D’Antoni also has a knack for benching players at the wrong moments. See Sunday for example, When Camelo Anthony opened the first quarter shooting 5 of 7, and 12 points– clearly the closest Melo has looked to being Melo. To open the second, D’Antoni, ignoring what he just saw on the court, stuck to his usual plan of resting Anthony. He then went on to miss every shot he took for the remainder of the game, flushing any resurgence down the drain.
D’Antoni’s stubbornness and failure to adjust is what will eventually do him in, whether it be sooner or later. Mike Woodson’s seat on the bench will then become all that more important, as he will presumably slide in to fill the vacancy that D’Antoni leaves, whenever that may be.
After all, Woodson was brought in as the “defensive coordinator” following last season when the Knicks allowed over 105 points per game. That number has shrunk to 96 this season, to the credit of Woodson, and enforcer Tyson Chandler who has been the team’s best all-around player this season.
Defense has actually been something of a strong suit at time this season for New York. The emergence of Jared Jeffries as a useful defensive piece off the bench, and rookie Iman Shumpert providing invaluable perimeter defense (currently 4th in the NBA with 1.94 steals per game), has surprisingly brought about a change of culture, with the whole team buying in at times. Imagine that.
More bright spots (yes, there are bright spots) this season include that second team that has provided so many key minutes this season.
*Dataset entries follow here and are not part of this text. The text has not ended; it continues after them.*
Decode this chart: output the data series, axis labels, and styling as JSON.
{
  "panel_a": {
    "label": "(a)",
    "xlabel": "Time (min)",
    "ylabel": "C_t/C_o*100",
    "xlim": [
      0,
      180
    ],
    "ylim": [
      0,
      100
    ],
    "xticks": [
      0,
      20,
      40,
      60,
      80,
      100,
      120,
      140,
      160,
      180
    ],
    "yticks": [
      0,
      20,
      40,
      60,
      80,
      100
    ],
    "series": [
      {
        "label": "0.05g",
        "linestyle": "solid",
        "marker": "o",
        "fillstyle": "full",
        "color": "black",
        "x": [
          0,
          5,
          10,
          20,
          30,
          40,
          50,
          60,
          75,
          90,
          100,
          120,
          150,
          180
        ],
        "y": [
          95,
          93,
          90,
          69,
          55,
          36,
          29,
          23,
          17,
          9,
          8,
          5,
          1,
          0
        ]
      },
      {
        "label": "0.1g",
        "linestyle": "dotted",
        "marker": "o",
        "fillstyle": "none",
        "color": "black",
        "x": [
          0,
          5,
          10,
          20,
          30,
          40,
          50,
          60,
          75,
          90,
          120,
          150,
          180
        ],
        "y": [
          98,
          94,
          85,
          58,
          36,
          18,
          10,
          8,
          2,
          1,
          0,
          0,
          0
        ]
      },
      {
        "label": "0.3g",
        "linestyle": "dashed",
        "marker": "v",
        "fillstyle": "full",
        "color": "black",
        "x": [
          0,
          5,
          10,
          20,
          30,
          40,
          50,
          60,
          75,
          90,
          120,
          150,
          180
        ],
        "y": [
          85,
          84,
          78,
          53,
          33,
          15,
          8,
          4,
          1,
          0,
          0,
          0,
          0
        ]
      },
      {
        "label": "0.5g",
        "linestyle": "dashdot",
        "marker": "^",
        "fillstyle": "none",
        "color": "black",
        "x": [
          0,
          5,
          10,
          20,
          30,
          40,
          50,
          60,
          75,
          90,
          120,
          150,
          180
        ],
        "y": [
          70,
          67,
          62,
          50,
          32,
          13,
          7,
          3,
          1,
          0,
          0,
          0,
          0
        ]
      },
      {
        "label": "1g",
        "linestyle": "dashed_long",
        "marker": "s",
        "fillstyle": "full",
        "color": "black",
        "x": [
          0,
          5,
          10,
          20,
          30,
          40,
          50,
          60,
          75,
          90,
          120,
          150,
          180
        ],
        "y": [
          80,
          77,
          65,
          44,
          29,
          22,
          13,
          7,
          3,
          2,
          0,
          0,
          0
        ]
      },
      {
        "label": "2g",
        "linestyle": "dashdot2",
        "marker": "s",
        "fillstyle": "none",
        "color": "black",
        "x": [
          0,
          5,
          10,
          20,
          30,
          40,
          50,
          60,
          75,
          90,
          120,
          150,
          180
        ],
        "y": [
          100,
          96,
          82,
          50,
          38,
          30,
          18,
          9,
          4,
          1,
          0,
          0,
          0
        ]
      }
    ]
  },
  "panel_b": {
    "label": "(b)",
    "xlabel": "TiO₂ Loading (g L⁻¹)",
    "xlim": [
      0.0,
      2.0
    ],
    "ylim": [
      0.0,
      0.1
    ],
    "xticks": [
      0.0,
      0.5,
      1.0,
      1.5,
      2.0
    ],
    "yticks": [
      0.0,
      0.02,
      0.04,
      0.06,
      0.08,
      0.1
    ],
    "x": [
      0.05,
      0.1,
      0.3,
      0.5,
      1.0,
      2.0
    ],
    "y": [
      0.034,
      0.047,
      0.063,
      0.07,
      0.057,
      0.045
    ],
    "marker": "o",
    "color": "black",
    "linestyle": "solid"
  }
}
Led by Shumpert, sniper Steve Novak who’s shooting a lethal 48% from beyond the arc, and vet Baron Davis who has shown glimpses of Boom Dizzle circa 2004, this squad is responsible for Mike D’Antoni’s duties still being considered active.
But how much longer can this last? Not long if you ask me.
Championship Winning teams are not marred by the issues the Knicks currently have. And they start from the top. It’s only a matter of time before the problems need to be cut at the source, and the sooner the better.
Look, it is possible to write a 1000-word Knicks piece without mentioning Jeremy Lin.